Todos sabemos, é um facto indesmentível, que o Estado (leia-se os homens que hoje se servem da máquina administrativa para os seus fins menos lícitos…) desperdiça muito, quer na prestação de cuidados de saúde, quer na prestação da educação. Assim sendo, seria talvez desejável que o Estado entregasse à sociedade civil esta responsabilidade, que lhe assiste como direito, já que é uma responsabilidade primeira da sociedade civil e da família. Nada impede que aquela desempenhe esse papel. Todavia, cremos que o Estado nunca deverá alhear-se dos seus deveres nesta matéria, atentas as prestações “mínimas” que deverá assegurar nestes domínios, mesmo que a título subsidiário.

Também já sublinhei aqui e algures que é necessária uma maior autonomia da Administração Pública face às forças partidárias porque tem havido uma excessiva apropriação partidária do aparelho do Estado.

É desta actual indefinição do papel do Estado que surge um horizonte muito sombrio, pois não existe ordem social sustentável sem que existam leis e instituições em que a sociedade se reveja.

Tudo passa pelo papel que pretendemos que o Estado desempenhe na sociedade.

O Estado hoje encontra-se muito enfraquecido. Como pode ele ser eficiente no estado de inanição em que se encontra?

Apesar deste continuar a ter um papel essencial nas sociedades de hoje, a globalização torna os Estados-nações fracos face às empresas multinacionais; e os blocos de Estado sobrepõem-se aos Estados nacionais.

A ideologia neoliberal (e isto não é um “chavão”) assenta na ideia de "menos Estado, melhor Estado". O que se pretende, porém, não é tanto a redução do papel do Estado, mas antes a sua reconfiguração. Interesses privados querem apropriar-se do Estado, o que é particularmente evidente em Portugal. Hoje, em nome da competitividade, assiste-se a mudanças que distanciam o Estado dos cidadãos, pondo em causa a sua função social.

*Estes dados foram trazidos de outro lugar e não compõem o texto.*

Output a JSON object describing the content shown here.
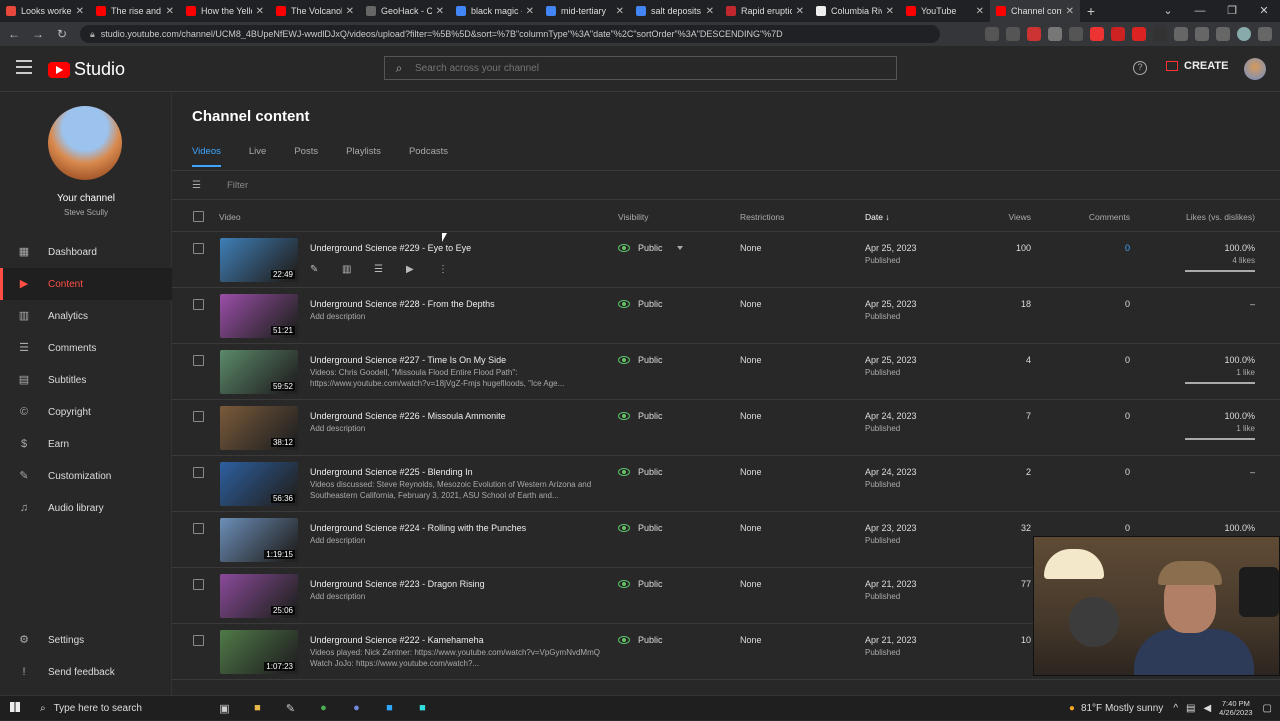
{
  "browser": {
    "tabs": [
      {
        "label": "Looks worke",
        "color": "#e8473c"
      },
      {
        "label": "The rise and f",
        "color": "#ff0000"
      },
      {
        "label": "How the Yello",
        "color": "#ff0000"
      },
      {
        "label": "The Volcanol",
        "color": "#ff0000"
      },
      {
        "label": "GeoHack - Co",
        "color": "#666666"
      },
      {
        "label": "black magic -",
        "color": "#4285f4"
      },
      {
        "label": "mid-tertiary",
        "color": "#4285f4"
      },
      {
        "label": "salt deposits",
        "color": "#4285f4"
      },
      {
        "label": "Rapid eruptio",
        "color": "#c0282d"
      },
      {
        "label": "Columbia Riv",
        "color": "#eeeeee"
      },
      {
        "label": "YouTube",
        "color": "#ff0000"
      },
      {
        "label": "Channel cont",
        "color": "#ff0000",
        "active": true
      }
    ],
    "url": "studio.youtube.com/channel/UCM8_4BUpeNfEWJ-wwdlDJxQ/videos/upload?filter=%5B%5D&sort=%7B\"columnType\"%3A\"date\"%2C\"sortOrder\"%3A\"DESCENDING\"%7D"
  },
  "studio": {
    "logo_text": "Studio",
    "search_placeholder": "Search across your channel",
    "create_label": "CREATE"
  },
  "sidebar": {
    "channel_title": "Your channel",
    "channel_name": "Steve Scully",
    "items": [
      {
        "label": "Dashboard",
        "icon": "▦"
      },
      {
        "label": "Content",
        "icon": "▶",
        "active": true
      },
      {
        "label": "Analytics",
        "icon": "▥"
      },
      {
        "label": "Comments",
        "icon": "☰"
      },
      {
        "label": "Subtitles",
        "icon": "▤"
      },
      {
        "label": "Copyright",
        "icon": "©"
      },
      {
        "label": "Earn",
        "icon": "$"
      },
      {
        "label": "Customization",
        "icon": "✎"
      },
      {
        "label": "Audio library",
        "icon": "♫"
      }
    ],
    "bottom_items": [
      {
        "label": "Settings",
        "icon": "⚙"
      },
      {
        "label": "Send feedback",
        "icon": "!"
      }
    ]
  },
  "content": {
    "title": "Channel content",
    "tabs": [
      "Videos",
      "Live",
      "Posts",
      "Playlists",
      "Podcasts"
    ],
    "filter_placeholder": "Filter",
    "columns": {
      "video": "Video",
      "visibility": "Visibility",
      "restrictions": "Restrictions",
      "date": "Date",
      "views": "Views",
      "comments": "Comments",
      "likes": "Likes (vs. dislikes)"
    },
    "rows": [
      {
        "title": "Underground Science #229 - Eye to Eye",
        "description": "",
        "duration": "22:49",
        "visibility": "Public",
        "restrictions": "None",
        "date": "Apr 25, 2023",
        "status": "Published",
        "views": "100",
        "comments": "0",
        "likes": "100.0%",
        "likes_sub": "4 likes",
        "thumb": "#3f7fb8",
        "like_fraction": 1.0,
        "hovered": true
      },
      {
        "title": "Underground Science #228 - From the Depths",
        "description": "Add description",
        "duration": "51:21",
        "visibility": "Public",
        "restrictions": "None",
        "date": "Apr 25, 2023",
        "status": "Published",
        "views": "18",
        "comments": "0",
        "likes": "–",
        "likes_sub": "",
        "thumb": "#9a4fa8"
      },
      {
        "title": "Underground Science #227 - Time Is On My Side",
        "description": "Videos: Chris Goodell, \"Missoula Flood Entire Flood Path\": https://www.youtube.com/watch?v=18jVgZ-Fmjs hugeflloods, \"Ice Age...",
        "duration": "59:52",
        "visibility": "Public",
        "restrictions": "None",
        "date": "Apr 25, 2023",
        "status": "Published",
        "views": "4",
        "comments": "0",
        "likes": "100.0%",
        "likes_sub": "1 like",
        "thumb": "#5b8a6a",
        "like_fraction": 1.0
      },
      {
        "title": "Underground Science #226 - Missoula Ammonite",
        "description": "Add description",
        "duration": "38:12",
        "visibility": "Public",
        "restrictions": "None",
        "date": "Apr 24, 2023",
        "status": "Published",
        "views": "7",
        "comments": "0",
        "likes": "100.0%",
        "likes_sub": "1 like",
        "thumb": "#7a5a3a",
        "like_fraction": 1.0
      },
      {
        "title": "Underground Science #225 - Blending In",
        "description": "Videos discussed: Steve Reynolds, Mesozoic Evolution of Western Arizona and Southeastern California, February 3, 2021, ASU School of Earth and...",
        "duration": "56:36",
        "visibility": "Public",
        "restrictions": "None",
        "date": "Apr 24, 2023",
        "status": "Published",
        "views": "2",
        "comments": "0",
        "likes": "–",
        "likes_sub": "",
        "thumb": "#2d5fa0"
      },
      {
        "title": "Underground Science #224 - Rolling with the Punches",
        "description": "Add description",
        "duration": "1:19:15",
        "visibility": "Public",
        "restrictions": "None",
        "date": "Apr 23, 2023",
        "status": "Published",
        "views": "32",
        "comments": "0",
        "likes": "100.0%",
        "likes_sub": "",
        "thumb": "#6c8fb8"
      },
      {
        "title": "Underground Science #223 - Dragon Rising",
        "description": "Add description",
        "duration": "25:06",
        "visibility": "Public",
        "restrictions": "None",
        "date": "Apr 21, 2023",
        "status": "Published",
        "views": "77",
        "comments": "",
        "likes": "",
        "likes_sub": "",
        "thumb": "#8a4a9a"
      },
      {
        "title": "Underground Science #222 - Kamehameha",
        "description": "Videos played: Nick Zentner: https://www.youtube.com/watch?v=VpGymNvdMmQ Watch JoJo: https://www.youtube.com/watch?...",
        "duration": "1:07:23",
        "visibility": "Public",
        "restrictions": "None",
        "date": "Apr 21, 2023",
        "status": "Published",
        "views": "10",
        "comments": "",
        "likes": "",
        "likes_sub": "",
        "thumb": "#4f7a48"
      }
    ]
  },
  "taskbar": {
    "search_placeholder": "Type here to search",
    "weather": "81°F  Mostly sunny",
    "time": "7:40 PM",
    "date": "4/26/2023"
  }
}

Este é o ponto fulcral da luta do neoliberalismo: a conquista, por dentro, do Estado, o “abocanhar” dos serviços que, numa segunda fase, venderá ao Estado “ a preços de mercado” obviamente!

Creio firmemente nisto que afirmo. Aliás, a minha visão da actuação do Estado, da sua missão no seio da sociedade, é subsidiária da visão administrativista que bebi em Marcello Caetano.

Se fui ultrapassado pela ideologia dominante, paciência. Não mudarei a minha visão acerca do papel que o Estado deve desempenhar na sociedade.

E tal nada tem a ver com o conceito de liberdade ou democracia. Ou melhor, até tem, bem vistas as coisas: um Estado fraco, ineficiente, não pode funcionar bem, repercutindo sobre a sociedade as suas patologias a qual, uma vez doente, poderá colocar em causa um sistema que, afinal, a parasita!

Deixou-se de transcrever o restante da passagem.